Shades of Grey by Jasper Fforde



Shades of Grey is an unexpectedly devastating book. Funny as hell, yes, but with a creeping sense of horrors lurking just beneath the surface, and when they strike, well, they were even more awful than I'd been anticipating.

In the world Fforde creates, your place is society is determined by what colour you can see, and how much of it. The Greys are the working-class/serfs, and from there, social strata go up through the ROY G. BIV colour rainbow. Heavily hierarchical, your position is fixed at the time you take the Ishihara, the colour perception exam.

And the rest of society is heavily (and hilariously) regulated as well. No new spoons may be made, leading to a spoon black market. All towns must be on constant alert against the threat of ball lightning and swans. Ostriches do not exist. If you see one, it's Apocryphal, so obviously you don't see it.
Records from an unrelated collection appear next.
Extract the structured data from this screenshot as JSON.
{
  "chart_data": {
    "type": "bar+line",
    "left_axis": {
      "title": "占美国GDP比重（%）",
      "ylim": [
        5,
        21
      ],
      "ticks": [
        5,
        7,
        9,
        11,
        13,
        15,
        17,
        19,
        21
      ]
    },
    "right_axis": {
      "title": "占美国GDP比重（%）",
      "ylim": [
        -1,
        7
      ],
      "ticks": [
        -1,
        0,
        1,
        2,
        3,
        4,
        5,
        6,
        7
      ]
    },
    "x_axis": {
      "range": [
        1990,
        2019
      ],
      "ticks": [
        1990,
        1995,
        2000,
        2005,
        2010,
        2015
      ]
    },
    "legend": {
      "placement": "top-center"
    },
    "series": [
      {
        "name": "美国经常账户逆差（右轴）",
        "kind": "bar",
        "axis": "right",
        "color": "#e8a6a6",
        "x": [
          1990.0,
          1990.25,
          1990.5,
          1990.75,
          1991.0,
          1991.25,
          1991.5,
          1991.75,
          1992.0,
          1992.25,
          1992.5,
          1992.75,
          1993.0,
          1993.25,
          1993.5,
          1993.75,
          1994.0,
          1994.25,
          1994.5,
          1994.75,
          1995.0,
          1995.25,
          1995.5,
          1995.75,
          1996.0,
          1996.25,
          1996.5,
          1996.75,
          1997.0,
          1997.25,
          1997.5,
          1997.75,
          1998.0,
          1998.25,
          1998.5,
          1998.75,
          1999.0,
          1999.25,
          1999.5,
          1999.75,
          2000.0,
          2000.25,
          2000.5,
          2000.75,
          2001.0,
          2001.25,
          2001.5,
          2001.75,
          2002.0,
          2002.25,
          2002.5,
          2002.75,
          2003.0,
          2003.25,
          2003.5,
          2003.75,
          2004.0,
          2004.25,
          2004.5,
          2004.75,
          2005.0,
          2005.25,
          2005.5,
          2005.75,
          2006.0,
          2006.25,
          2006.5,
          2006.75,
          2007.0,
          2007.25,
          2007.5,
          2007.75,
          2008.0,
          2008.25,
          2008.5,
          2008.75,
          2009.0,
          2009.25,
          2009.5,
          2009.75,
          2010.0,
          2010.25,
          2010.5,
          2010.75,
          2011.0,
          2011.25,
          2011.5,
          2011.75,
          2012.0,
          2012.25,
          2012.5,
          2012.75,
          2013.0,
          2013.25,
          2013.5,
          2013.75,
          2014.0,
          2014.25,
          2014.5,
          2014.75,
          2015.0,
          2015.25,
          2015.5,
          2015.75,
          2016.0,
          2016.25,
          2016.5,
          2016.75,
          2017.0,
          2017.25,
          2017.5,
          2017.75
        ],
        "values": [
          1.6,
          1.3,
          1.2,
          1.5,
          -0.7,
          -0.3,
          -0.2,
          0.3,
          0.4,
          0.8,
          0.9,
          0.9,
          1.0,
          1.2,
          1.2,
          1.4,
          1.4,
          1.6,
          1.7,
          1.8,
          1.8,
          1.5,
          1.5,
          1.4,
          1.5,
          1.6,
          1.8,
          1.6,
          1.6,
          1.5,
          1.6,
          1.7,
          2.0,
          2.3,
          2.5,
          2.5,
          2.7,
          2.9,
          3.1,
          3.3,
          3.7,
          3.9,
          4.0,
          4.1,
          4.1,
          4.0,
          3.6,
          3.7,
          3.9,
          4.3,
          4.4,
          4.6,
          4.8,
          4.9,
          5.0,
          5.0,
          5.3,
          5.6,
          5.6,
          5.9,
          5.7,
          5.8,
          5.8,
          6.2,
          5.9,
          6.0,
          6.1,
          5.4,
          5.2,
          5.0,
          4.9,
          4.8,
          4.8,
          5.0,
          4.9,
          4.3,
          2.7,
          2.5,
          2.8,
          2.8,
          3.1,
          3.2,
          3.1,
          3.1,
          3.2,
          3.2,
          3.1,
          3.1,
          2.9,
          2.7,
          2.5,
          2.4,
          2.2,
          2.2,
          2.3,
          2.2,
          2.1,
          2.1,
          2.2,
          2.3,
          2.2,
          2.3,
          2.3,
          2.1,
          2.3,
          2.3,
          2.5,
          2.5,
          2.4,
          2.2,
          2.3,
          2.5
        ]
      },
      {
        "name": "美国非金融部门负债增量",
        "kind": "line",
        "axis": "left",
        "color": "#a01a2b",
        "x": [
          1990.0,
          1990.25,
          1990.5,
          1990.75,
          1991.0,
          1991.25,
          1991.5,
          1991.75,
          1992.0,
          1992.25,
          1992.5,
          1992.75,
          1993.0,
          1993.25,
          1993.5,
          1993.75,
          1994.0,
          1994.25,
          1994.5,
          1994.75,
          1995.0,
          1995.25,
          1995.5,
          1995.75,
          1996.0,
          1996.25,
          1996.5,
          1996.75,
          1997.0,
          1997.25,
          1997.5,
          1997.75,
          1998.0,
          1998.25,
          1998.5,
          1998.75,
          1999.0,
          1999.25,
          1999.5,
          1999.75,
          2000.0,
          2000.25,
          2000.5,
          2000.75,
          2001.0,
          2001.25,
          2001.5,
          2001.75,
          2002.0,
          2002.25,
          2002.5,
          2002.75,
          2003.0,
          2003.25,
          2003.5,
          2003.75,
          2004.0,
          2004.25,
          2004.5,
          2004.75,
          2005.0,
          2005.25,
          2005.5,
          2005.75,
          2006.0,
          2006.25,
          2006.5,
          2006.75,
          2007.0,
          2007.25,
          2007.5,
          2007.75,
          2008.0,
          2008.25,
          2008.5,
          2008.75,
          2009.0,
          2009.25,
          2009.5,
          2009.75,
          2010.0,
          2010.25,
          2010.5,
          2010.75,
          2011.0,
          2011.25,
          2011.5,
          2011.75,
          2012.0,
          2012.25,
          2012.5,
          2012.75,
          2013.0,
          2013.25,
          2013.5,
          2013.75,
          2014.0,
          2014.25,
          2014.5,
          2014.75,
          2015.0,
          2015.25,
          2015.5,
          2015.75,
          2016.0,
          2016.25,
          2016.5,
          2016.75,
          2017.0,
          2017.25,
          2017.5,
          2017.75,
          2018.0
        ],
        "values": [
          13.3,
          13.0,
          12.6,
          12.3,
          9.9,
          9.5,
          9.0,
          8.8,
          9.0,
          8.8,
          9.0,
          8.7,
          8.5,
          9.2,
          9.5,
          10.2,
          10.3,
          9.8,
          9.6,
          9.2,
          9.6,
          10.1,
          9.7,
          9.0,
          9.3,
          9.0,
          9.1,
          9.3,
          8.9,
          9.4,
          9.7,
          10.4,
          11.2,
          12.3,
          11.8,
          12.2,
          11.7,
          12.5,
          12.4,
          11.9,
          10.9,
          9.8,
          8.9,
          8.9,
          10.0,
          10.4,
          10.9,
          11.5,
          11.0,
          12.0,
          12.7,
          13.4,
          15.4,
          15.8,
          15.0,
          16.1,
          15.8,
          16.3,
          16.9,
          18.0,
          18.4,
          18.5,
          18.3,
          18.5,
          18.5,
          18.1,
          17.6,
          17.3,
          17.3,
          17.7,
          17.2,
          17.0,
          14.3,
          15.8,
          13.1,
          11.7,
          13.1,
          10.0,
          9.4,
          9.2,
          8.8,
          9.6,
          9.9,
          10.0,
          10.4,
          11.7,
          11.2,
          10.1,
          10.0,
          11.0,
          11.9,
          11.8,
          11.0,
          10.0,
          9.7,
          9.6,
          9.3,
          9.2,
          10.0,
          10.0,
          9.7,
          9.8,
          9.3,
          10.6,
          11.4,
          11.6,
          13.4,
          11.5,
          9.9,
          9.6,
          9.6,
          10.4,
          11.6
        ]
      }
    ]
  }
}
In this world, Eddie Russett and his father are dispatched to East Carmine, his father to replace the local swatchman (read: doctor), and Eddie, to do a chair census, as punishment for a minor prank. Once there, Eddie is attracted by the nose of a cute grey servant, who threatens to detach parts of his anatomy if he so much as mentions her nose. Or does anything else.

While Fforde is setting up his surreal world, small daubs of what it would take to make this society run keep cropping up. As someone says near the end, when you set up a society to be long-term, rather than fair, any deviation from Munsell's Rules can get you sent to Reboot.

This is a hilarious dystopia, which is also horrifying. Just trust me, it can be both.